Por desgracia, aquella victoria de Estados Unidos sobre el comunismo llegó en 1989, cuando gobernaba una generación miope y mezquina. Recuerdo el optimismo que se desató tras la caída del muro de Berlín y la convulsa disolución de la Unión Soviética. “El fin de la historia”, decían. Fue lo contrario: el principio de otra historia, llena de riesgos.

Se humilló a Mijaíl Gorbachov y se apostó por un hombre mucho más turbio, Boris Yeltsin. En lugar de favorecer la estabilidad del antiguo bloque soviético, se fomentó la desintegración. A diferencia de la victoria de 1945, la de 1989 rehuyó cualquier tipo de ayuda al enemigo vencido: Rusia fue saqueada por “asesores” e “inversores” occidentales. En 1991 estalló Yugoslavia y comenzó una larga serie de guerras en los Balcanes, pero se prefirió no entender el aviso. Mientras Nelson Mandela, por fin libre, saludaba al público en los Juegos Olímpicos de Barcelona, Rusia sufría hambre y caos. La aparición de Vladimir Putin, al final de la década, fue saludada como una buena noticia. Cuánta ceguera.
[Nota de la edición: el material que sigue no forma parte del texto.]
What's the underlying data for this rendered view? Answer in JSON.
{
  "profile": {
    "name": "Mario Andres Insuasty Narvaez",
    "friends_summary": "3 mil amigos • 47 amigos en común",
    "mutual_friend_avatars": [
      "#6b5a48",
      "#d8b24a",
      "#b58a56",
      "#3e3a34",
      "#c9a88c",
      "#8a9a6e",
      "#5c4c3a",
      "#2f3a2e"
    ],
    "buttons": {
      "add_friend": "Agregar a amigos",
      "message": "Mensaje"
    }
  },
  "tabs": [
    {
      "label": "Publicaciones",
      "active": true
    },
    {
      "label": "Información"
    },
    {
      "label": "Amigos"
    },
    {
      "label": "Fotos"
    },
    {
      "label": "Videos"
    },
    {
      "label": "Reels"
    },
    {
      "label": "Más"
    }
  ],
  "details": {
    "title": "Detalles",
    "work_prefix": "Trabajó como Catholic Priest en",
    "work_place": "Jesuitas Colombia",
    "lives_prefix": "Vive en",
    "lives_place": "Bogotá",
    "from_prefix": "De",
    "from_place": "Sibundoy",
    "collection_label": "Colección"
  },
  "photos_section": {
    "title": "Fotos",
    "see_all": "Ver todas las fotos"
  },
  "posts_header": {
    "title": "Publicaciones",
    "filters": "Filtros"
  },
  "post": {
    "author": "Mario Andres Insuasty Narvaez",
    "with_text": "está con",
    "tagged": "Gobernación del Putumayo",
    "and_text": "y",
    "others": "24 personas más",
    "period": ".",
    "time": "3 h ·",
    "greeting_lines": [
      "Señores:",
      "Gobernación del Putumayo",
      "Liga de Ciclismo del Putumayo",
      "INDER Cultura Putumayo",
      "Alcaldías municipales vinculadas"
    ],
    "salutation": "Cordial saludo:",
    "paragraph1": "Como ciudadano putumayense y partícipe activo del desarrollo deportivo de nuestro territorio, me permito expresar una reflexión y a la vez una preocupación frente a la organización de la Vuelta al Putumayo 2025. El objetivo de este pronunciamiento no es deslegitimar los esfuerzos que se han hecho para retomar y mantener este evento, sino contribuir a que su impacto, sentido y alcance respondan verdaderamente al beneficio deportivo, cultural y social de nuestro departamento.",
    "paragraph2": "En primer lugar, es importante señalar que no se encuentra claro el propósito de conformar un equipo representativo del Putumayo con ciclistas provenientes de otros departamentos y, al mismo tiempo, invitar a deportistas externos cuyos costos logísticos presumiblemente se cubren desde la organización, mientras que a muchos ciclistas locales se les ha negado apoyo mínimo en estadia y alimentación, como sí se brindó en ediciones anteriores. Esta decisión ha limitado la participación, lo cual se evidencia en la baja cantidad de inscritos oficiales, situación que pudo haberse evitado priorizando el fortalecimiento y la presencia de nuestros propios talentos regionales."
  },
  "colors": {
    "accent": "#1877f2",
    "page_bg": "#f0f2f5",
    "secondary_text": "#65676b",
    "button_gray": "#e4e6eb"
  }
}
En 1991 se celebró la Conferencia de Madrid para la paz en Oriente Próximo. Otro gran acontecimiento, otro momento de alborozo que luego quedó en nada. Mejor dicho, quedó en algo: frustración.

Entre 1989 y 1992, Alemania (ocupada por los aliados hasta 1990) permaneció concentrada en su reunificación. En aquellos mismos años, Francia no hizo otra cosa que inventar mecanismos para que la nueva Gran Alemania no fuera demasiado grande. Ese fue el ambiente que llevó al Tratado de Maastricht (1992) y a la creación del euro. Maastricht no fue una victoria, sino un compromiso lleno de defectos. El propio Jacques Delors, “padre” de Maastricht, admitió años más tarde que una Unión Europea unida en lo monetario y desunida en lo político podía dar muchos disgustos. No fueron sólo los británicos quienes sabotearon la integración política. Todos los países miembros en aquel momento, doce, prefirieron rehuir la dificultad. Hoy, con 27 países, ya nada es posible.

Cuando todo parecía ir bien, todo se hizo mal. Pagaremos durante décadas, o siglos, los errores de aquel momento.